Mercom's annual and fourth quarter figures showed total corporate funding for the industry grew 25% in 2013 to almost $10 billion of which VC cash injections fell 40% to $600 million in 97 deals with Mercom CEO Raj Prabhu announcing: "Higher valuations among public solar companies have opened up the capital markets again as an avenue for fundraising at attractive terms. IPOs are back."

Large scale project funding, residential and commercial lease funding and merger and acquisition activity were all on the rise in 2013 and although the China Development Bank was the most active creditor – bankrolling five Chinese solar companies – 2013 saw non-Chinese companies secure more backing than the amount of domestic loans secured in the People's Republic for the first time since 2010.

Publicly financed deals soared from $893 million in 23 deals in 2012 to $2.8 billion in 39 deals with seven IPOs raising more than $1 billion further.

Large scale project financing leapt from $8.7 billion – in 84 deals – to $13.6 billion in 152 deals with $6 billion secured in 46 deals in the fourth quarter alone.

Canadian and Moroccan large scale project funding

U.S. comapny Solar Star Funding's $1 billion backing for its Solar Star 1 and 2 projects topped the pile ahead of Samsung Renewable Energy‘s $498 million investment in Canada's Grand Renewable Solar Project and the $454 million and $446 million loans to the Noor II and III CSP projects in Morocco.

Recurrent Energy secured a $400 million equity investment – with Google one of the co-investors – for its California 5 and Arizona 1 projects and compatriots Sempra Energy borrowed $400 million for its Copper Mountain 3 scheme as Mercom calculated almost 9 GW of large-scale projects were developed worldwide in the last three months of 2013.

The rise of Asia was reflected by the fact Thailand's Kasinkornbank – formerly the Thai Farmers' Bank – was the world's biggest investor in large-scale solar, backing 15 projects, with Japan's biggest lender, the Bank of Tokyo Mitsubishi UFJ funding 10 schemes.

Vivint Solar, SolarCity, Sunrun, SunPower and SunEdison were the top beneficiaries as residential and commercial lease funding rose a hefty 69% to $3.34 billion from 22 projects with almost $1 billion in the fourth quarter.
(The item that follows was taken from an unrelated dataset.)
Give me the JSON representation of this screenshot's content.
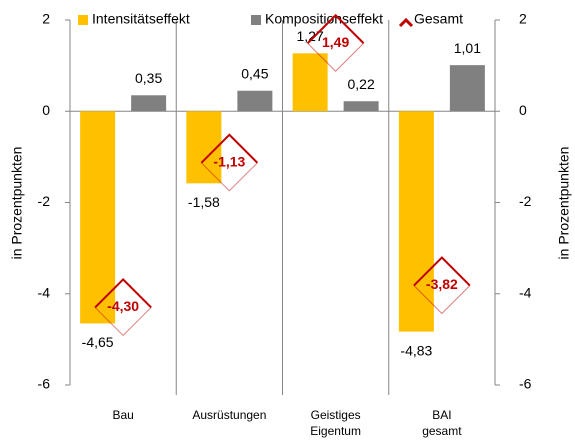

‘European companies struggled'

Industry consolidation continued as Mercom warned ‘European companies continued to struggle with bankruptcies and insolvencies.' Mercom tracked 28 solar companies, of which 18 were manufacturers, which filed for insolvency or bankruptcy protection during the year.
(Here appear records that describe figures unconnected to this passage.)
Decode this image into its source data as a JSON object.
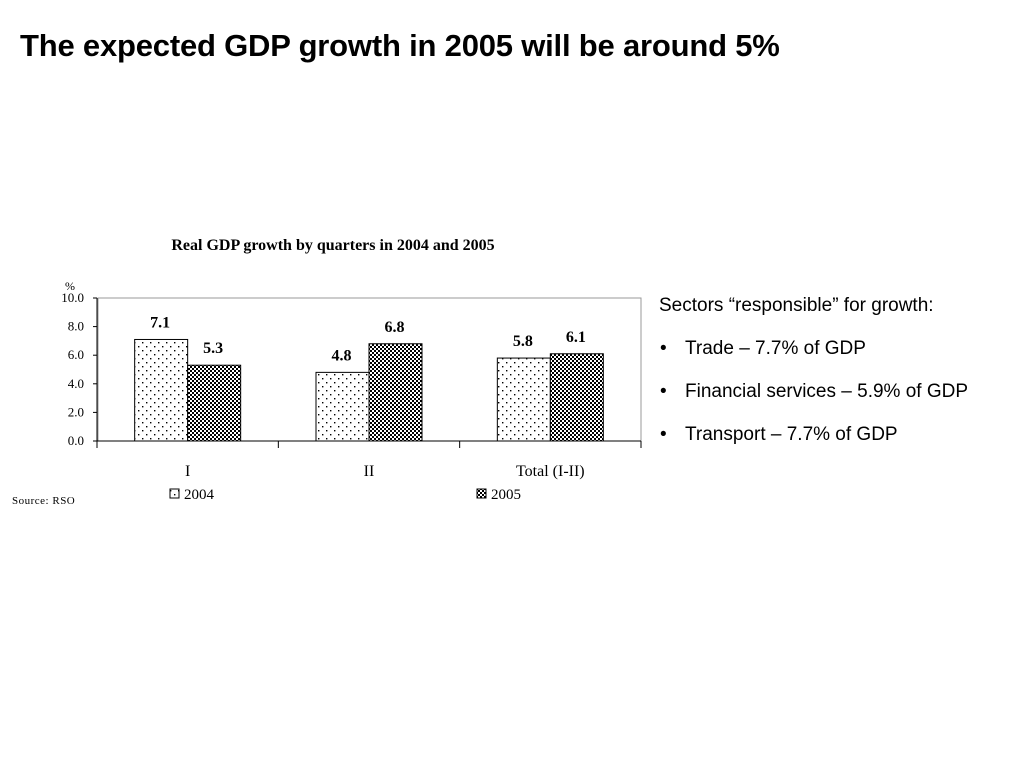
{
  "slide": {
    "title": "The expected GDP growth in 2005 will be around 5%"
  },
  "sectors": {
    "intro": "Sectors “responsible” for growth:",
    "bullet": "•",
    "items": [
      "Trade – 7.7% of GDP",
      "Financial services – 5.9% of GDP",
      "Transport – 7.7% of GDP"
    ]
  },
  "chart_data": {
    "type": "bar",
    "title": "Real GDP growth by quarters in 2004 and 2005",
    "ylabel": "%",
    "xlabel": "",
    "categories": [
      "I",
      "II",
      "Total (I-II)"
    ],
    "ylim": [
      0,
      10
    ],
    "yticks": [
      "0.0",
      "2.0",
      "4.0",
      "6.0",
      "8.0",
      "10.0"
    ],
    "series": [
      {
        "name": "2004",
        "values": [
          7.1,
          4.8,
          5.8
        ],
        "pattern": "dots"
      },
      {
        "name": "2005",
        "values": [
          5.3,
          6.8,
          6.1
        ],
        "pattern": "checker"
      }
    ],
    "data_labels": [
      [
        "7.1",
        "4.8",
        "5.8"
      ],
      [
        "5.3",
        "6.8",
        "6.1"
      ]
    ],
    "grid": false,
    "legend_position": "bottom",
    "source": "Source: RSO"
  }
}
U.S. company Applied Materials' acquisition of Tokyo Electron for $9.4 billion was comfortably the biggest solar M&A deal of 2013 with Swiss inverter manufacturer ABB's purchase of Power-One for $1.03 billion in second place. Chinese manufacturer Shunfeng Photovoltaic International‘s acquisition of the manufacturing facilities of distressed former giant Suntech's Wuxi Suntech Power unit, for $489 million, was the third biggest deal ahead of Goldpoly New Energy Holdings' non-cash acquisition of China Merchants New Energy Holdings – in a deal worth an estimated $273 million – and Dow Corning‘s acquisition of Hemlock Semiconductor for $240 million.
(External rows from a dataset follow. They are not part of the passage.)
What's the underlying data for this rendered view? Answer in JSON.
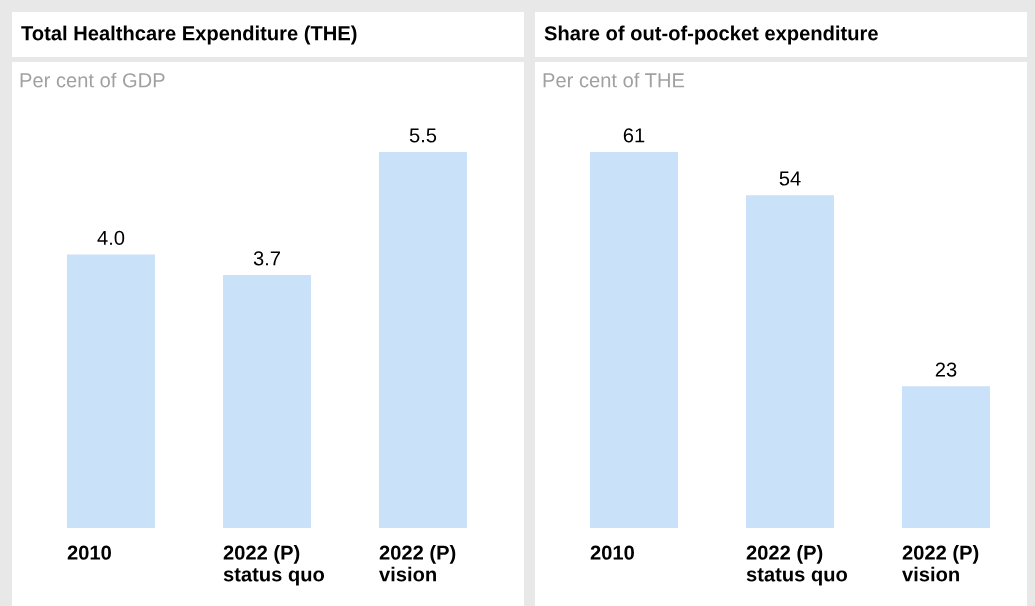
{
  "chart_data": [
    {
      "type": "bar",
      "title": "Total Healthcare Expenditure (THE)",
      "subtitle": "Per cent of GDP",
      "categories": [
        "2010",
        "2022 (P)\nstatus quo",
        "2022 (P)\nvision"
      ],
      "values": [
        4.0,
        3.7,
        5.5
      ],
      "value_labels": [
        "4.0",
        "3.7",
        "5.5"
      ],
      "color": "#c9e1f9"
    },
    {
      "type": "bar",
      "title": "Share of out-of-pocket expenditure",
      "subtitle": "Per cent of THE",
      "categories": [
        "2010",
        "2022 (P)\nstatus quo",
        "2022 (P)\nvision"
      ],
      "values": [
        61,
        54,
        23
      ],
      "data_labels": true,
      "color": "#c9e1f9"
    }
  ]
}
Contrasting with the surge in public funding, falling VC backing in 2013 was dominated by downstream companies which secured 45% of the pot – $262 million in 34 deals – while PV companies trailed CSP developers with $104 million of venture capital cash secured for 17 projects.

Thin-film companies in particular felt the squeeze with VC funding tumbling 77% to just $72 million from $314 million in 2012.

Chinese project developer Heifei Golden Sun Technology secured the biggest chunk of VC cash with $69 million, ahead of third-party financing company Clean Power Finance ($62 million) and module manufacturer Solexel ($55 million). The top five was completed by two residential companies, Sungevity securing $43 million of VC backing and OneRoof Energy $30 million.